Mutations in doublecortin (DCX) cause X-linked lissencephaly ("smooth brain") and double cortex syndrome in humans. DCX is highly phosphorylated in migrating neurons. Here, we demonstrate that dephosphorylation of specific sites phosphorylated by JNK is mediated by Neurabin II, which recruits the phosphatase PP1. During cortical development, the expression pattern of PP1 is widespread, while the expression of DCX and Neurabin II is dynamic, and they are coexpressed in migrating neurons. In vitro, DCX is site-specific dephosphorylated by PP1 without the presence of Neurabin II, this dephosphorylation requires an intact RVXF motif in DCX. Overexpression of the coiled-coil domain of Neurabin II, which is sufficient for interacting with DCX and recruiting the endogenous Neurabin II with PP1, induced dephosphorylation of DCX on one of the JNK-phosphorylated sites. We hypothesize that the transient recruitment of DCX to different scaffold proteins, JIP-1/2, which will regulate its phosphorylation by JNK, and Neurabin II, which will regulate its dephosphorylation by PP1, plays an important role in normal neuronal migration.

DCX's phosphorylation by not just another kinase (JNK).
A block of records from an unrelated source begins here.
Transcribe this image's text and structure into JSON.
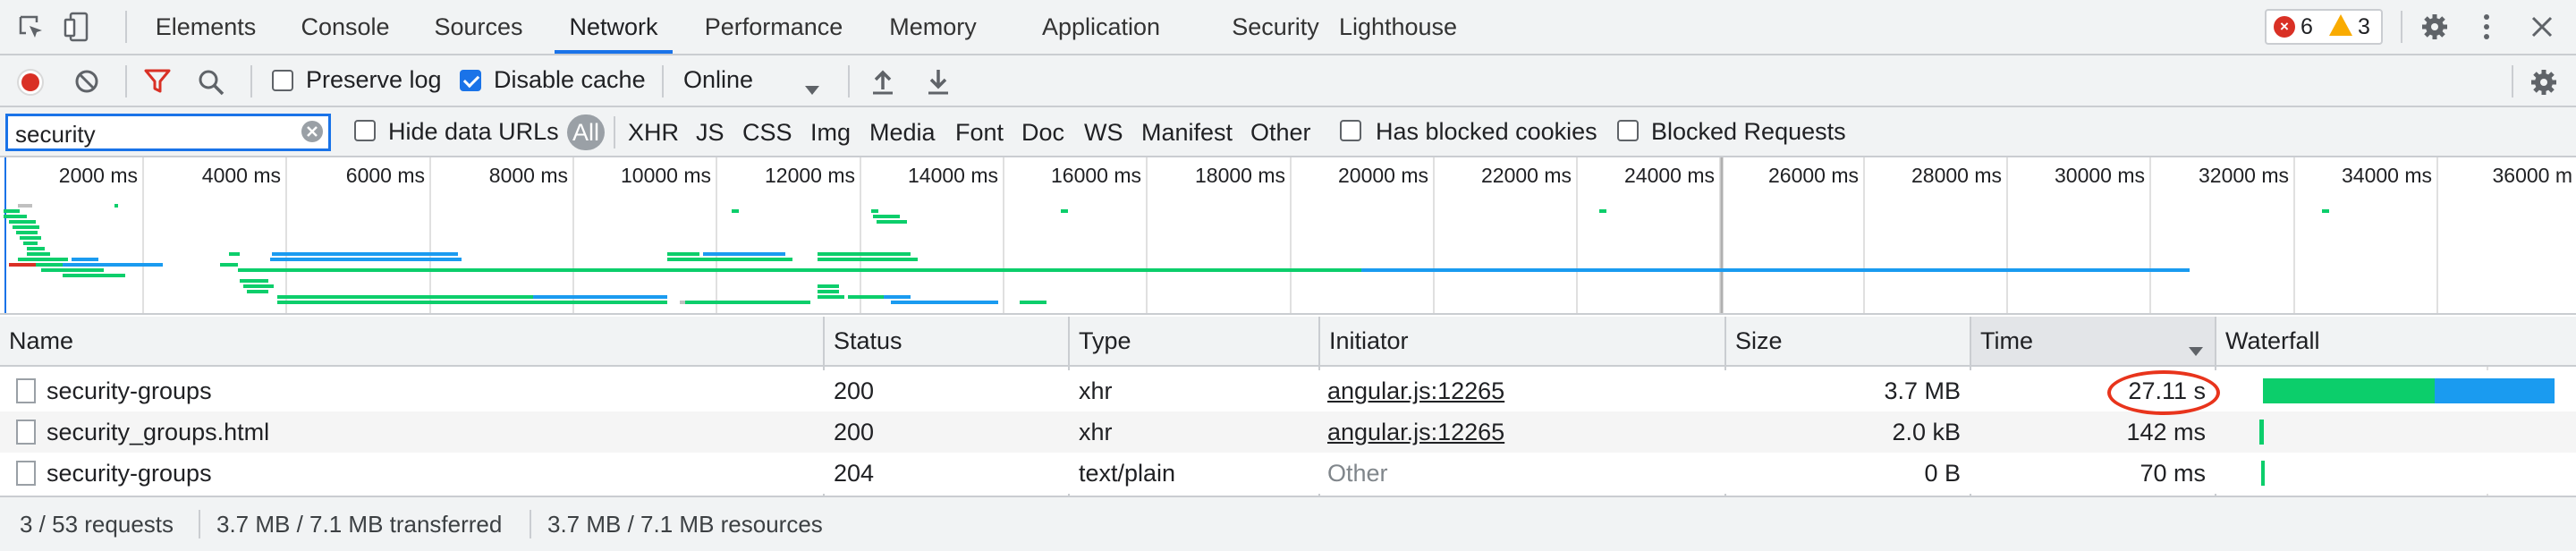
{
  "tabs": [
    {
      "label": "Elements",
      "active": false
    },
    {
      "label": "Console",
      "active": false
    },
    {
      "label": "Sources",
      "active": false
    },
    {
      "label": "Network",
      "active": true
    },
    {
      "label": "Performance",
      "active": false
    },
    {
      "label": "Memory",
      "active": false
    },
    {
      "label": "Application",
      "active": false
    },
    {
      "label": "Security",
      "active": false
    },
    {
      "label": "Lighthouse",
      "active": false
    }
  ],
  "issues": {
    "errors": "6",
    "warnings": "3"
  },
  "toolbar": {
    "preserve_log": {
      "label": "Preserve log",
      "checked": false
    },
    "disable_cache": {
      "label": "Disable cache",
      "checked": true
    },
    "throttling": "Online"
  },
  "filter": {
    "value": "security",
    "hide_data_urls": {
      "label": "Hide data URLs",
      "checked": false
    },
    "types": [
      "All",
      "XHR",
      "JS",
      "CSS",
      "Img",
      "Media",
      "Font",
      "Doc",
      "WS",
      "Manifest",
      "Other"
    ],
    "active_type": "All",
    "has_blocked_cookies": {
      "label": "Has blocked cookies",
      "checked": false
    },
    "blocked_requests": {
      "label": "Blocked Requests",
      "checked": false
    }
  },
  "overview": {
    "ticks": [
      "2000 ms",
      "4000 ms",
      "6000 ms",
      "8000 ms",
      "10000 ms",
      "12000 ms",
      "14000 ms",
      "16000 ms",
      "18000 ms",
      "20000 ms",
      "22000 ms",
      "24000 ms",
      "26000 ms",
      "28000 ms",
      "30000 ms",
      "32000 ms",
      "34000 ms",
      "36000 m"
    ]
  },
  "table": {
    "columns": [
      "Name",
      "Status",
      "Type",
      "Initiator",
      "Size",
      "Time",
      "Waterfall"
    ],
    "sort_column": "Time",
    "rows": [
      {
        "name": "security-groups",
        "status": "200",
        "type": "xhr",
        "initiator": "angular.js:12265",
        "initiator_link": true,
        "size": "3.7 MB",
        "time": "27.11 s",
        "highlighted": true
      },
      {
        "name": "security_groups.html",
        "status": "200",
        "type": "xhr",
        "initiator": "angular.js:12265",
        "initiator_link": true,
        "size": "2.0 kB",
        "time": "142 ms",
        "highlighted": false
      },
      {
        "name": "security-groups",
        "status": "204",
        "type": "text/plain",
        "initiator": "Other",
        "initiator_link": false,
        "size": "0 B",
        "time": "70 ms",
        "highlighted": false
      }
    ]
  },
  "status_bar": {
    "requests": "3 / 53 requests",
    "transferred": "3.7 MB / 7.1 MB transferred",
    "resources": "3.7 MB / 7.1 MB resources"
  },
  "colors": {
    "accent": "#1a73e8",
    "record": "#d93025",
    "filter_icon": "#d93025",
    "waiting": "#0cce6b",
    "download": "#1a9bf0",
    "annotation": "#e8341c"
  }
}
The mammalian cortex is generally subdivided into six organized layers, which are formed during development in an organized fashion. This organized cortical layering is disrupted in case of mutations in the doublecortin (DCX) gene. DCX is a Microtubule Associated Protein (MAP). However, besides stabilization of microtubules, it may be involved in additional functions. The participation of this molecule in signal transduction is beginning to emerge via discovery of interacting molecules and its regulation by phosphorylation using several different kinases. We raise the hypothesis, that the combinatorial phosphorylation of DCX by different kinases and at different sites may be a molecular regulatory switch in the transition of a migrating neuron through multiple phases of migration. Our recent research has suggested the involvement of DCX in the JNK (Jun-N-terminal Kinase) pathway. The JNK pathway is linked to the reelin pathway, known to regulate cortical layering. Positioning of DCX in this signaling pathway opens up additional possibilities of understanding how migrating neurons are controlled.

DCX, a new mediator of the JNK pathway.

Mutations in the X-linked gene DCX result in lissencephaly in males, and abnormal neuronal positioning in females, suggesting a role for this gene product during neuronal migration. In spite of several known protein interactions, the involvement of DCX in a signaling pathway is still elusive. Here we demonstrate that DCX is a substrate of JNK and interacts with both c-Jun N-terminal kinase (JNK) and JNK interacting protein (JIP). The localization of this signaling module in the developing brain suggests its functionality in migrating neurons. The localization of DCX at neurite tips is determined by its interaction with JIP and by the interaction of the latter with kinesin. DCX is phosphorylated by JNK in growth cones. DCX mutated in sites phosphorylated by JNK affected neurite outgrowth, and the velocity and relative pause time of migrating neurons. We hypothesize that during neuronal migration, there is a need to regulate molecular motors that are working in the cell in opposite directions: kinesin (a plus-end directed molecular motor) versus dynein (a minus-end directed molecular motor).